Rosyjski indeks RTS zanotował w minionym tygodniu 9,54-proc. wzrost, co w połączeniu z poprzednimi czterema tygodniami daje największą wzrostową serię od trzech lat. W tym roku rosyjski rynek jest na 30-proc. plusie, a jeszcze po styczniu był na 15-proc. minusie. Od dołka RTS odrobił ponad 60 proc.

Wzrost to efekt drożejących na świecie surowców, którym sprzyjało osłabienie dolara, a także silnych napływów do funduszy inwestycyjnych. Tylko w pierwszym tygodniu kwietnia do tych akcyjnych dedykowanych rynkom wschodzącym napłynęło 2,2 mld dol. – wynika z danych firmy analitycznej EPFR Global.

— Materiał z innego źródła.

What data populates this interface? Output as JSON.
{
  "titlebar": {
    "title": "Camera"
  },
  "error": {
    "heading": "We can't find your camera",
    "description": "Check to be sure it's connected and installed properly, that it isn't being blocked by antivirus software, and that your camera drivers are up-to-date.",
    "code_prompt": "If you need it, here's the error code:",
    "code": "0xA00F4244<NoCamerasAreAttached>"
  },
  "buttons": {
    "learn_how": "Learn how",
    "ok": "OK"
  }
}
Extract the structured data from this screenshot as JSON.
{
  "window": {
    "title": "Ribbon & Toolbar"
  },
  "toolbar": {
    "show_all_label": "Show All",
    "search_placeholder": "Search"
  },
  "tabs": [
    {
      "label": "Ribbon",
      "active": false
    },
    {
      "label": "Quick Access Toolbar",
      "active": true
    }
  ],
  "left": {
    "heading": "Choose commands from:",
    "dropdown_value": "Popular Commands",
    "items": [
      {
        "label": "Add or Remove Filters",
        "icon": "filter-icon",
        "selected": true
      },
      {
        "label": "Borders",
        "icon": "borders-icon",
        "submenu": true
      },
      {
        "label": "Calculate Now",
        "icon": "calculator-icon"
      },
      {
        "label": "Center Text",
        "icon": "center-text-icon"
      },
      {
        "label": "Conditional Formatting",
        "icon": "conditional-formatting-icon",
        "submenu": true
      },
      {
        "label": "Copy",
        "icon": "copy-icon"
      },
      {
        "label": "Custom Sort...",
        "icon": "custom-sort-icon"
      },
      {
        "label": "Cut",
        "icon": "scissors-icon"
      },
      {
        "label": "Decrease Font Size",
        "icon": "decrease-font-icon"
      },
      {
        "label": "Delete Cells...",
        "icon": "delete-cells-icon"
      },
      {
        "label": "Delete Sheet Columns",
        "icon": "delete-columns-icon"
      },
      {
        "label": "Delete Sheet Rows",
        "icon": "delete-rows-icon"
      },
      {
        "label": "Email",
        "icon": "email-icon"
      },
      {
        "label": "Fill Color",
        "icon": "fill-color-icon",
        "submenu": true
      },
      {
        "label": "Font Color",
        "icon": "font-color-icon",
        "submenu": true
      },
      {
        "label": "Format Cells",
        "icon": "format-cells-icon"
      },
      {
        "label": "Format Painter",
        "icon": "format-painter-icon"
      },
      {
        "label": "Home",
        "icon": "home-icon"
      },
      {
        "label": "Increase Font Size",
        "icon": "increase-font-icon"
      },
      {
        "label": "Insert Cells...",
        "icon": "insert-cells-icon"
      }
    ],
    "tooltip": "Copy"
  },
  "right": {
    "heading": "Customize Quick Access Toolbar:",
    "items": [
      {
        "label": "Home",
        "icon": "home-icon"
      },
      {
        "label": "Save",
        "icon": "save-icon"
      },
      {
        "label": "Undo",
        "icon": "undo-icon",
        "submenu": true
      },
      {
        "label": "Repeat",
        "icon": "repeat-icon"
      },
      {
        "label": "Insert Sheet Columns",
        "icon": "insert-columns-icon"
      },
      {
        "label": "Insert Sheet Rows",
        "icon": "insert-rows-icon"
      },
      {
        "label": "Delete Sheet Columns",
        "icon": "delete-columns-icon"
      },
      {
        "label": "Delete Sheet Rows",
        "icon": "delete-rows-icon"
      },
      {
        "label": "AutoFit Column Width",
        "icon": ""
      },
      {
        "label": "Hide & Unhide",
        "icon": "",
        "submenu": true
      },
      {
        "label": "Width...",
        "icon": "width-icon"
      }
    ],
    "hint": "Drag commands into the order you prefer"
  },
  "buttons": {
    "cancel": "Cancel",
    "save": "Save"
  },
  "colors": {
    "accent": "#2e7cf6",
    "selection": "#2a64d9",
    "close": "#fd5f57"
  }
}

Najwięcej tych środków popłynęło do Azji i Ameryki Łacińskiej. Koreański KOSPI zyskał ponad 4 proc., a brazylijska Bovespa urosła o ponad 2,5 proc.

– Wszyscy popadli w szał zakupów. Zachodnie fundusze zorientowały się, że niedoważały regiony, które rosną, i to wywołuje dalsze zwyżki – ocenia Constantin Demchenko z Everest Asset Management w Moskwie.

Także GPW zachowywała się bardzo dobrze. Główne indeksy, oprócz WIG20, który lekko traci, są już w tym roku na plusach i jest szansa na dalsze zwyżki. Zdaniem ekspertów wzrost w regionie to także efekt porażki, jaką ponieśli ci, którzy liczyli na dalszy spadek wartości lokalnych walut i indeksów. Inwestorzy, którzy w I kw. zaangażowali się w grę pod pesymistyczne scenariusze, teraz masowo zamykają pozycje. Część analityków przestrzega jednak przed zbyt dużym optymizmem, bo o nowej hossie jeszcze nie można mówić.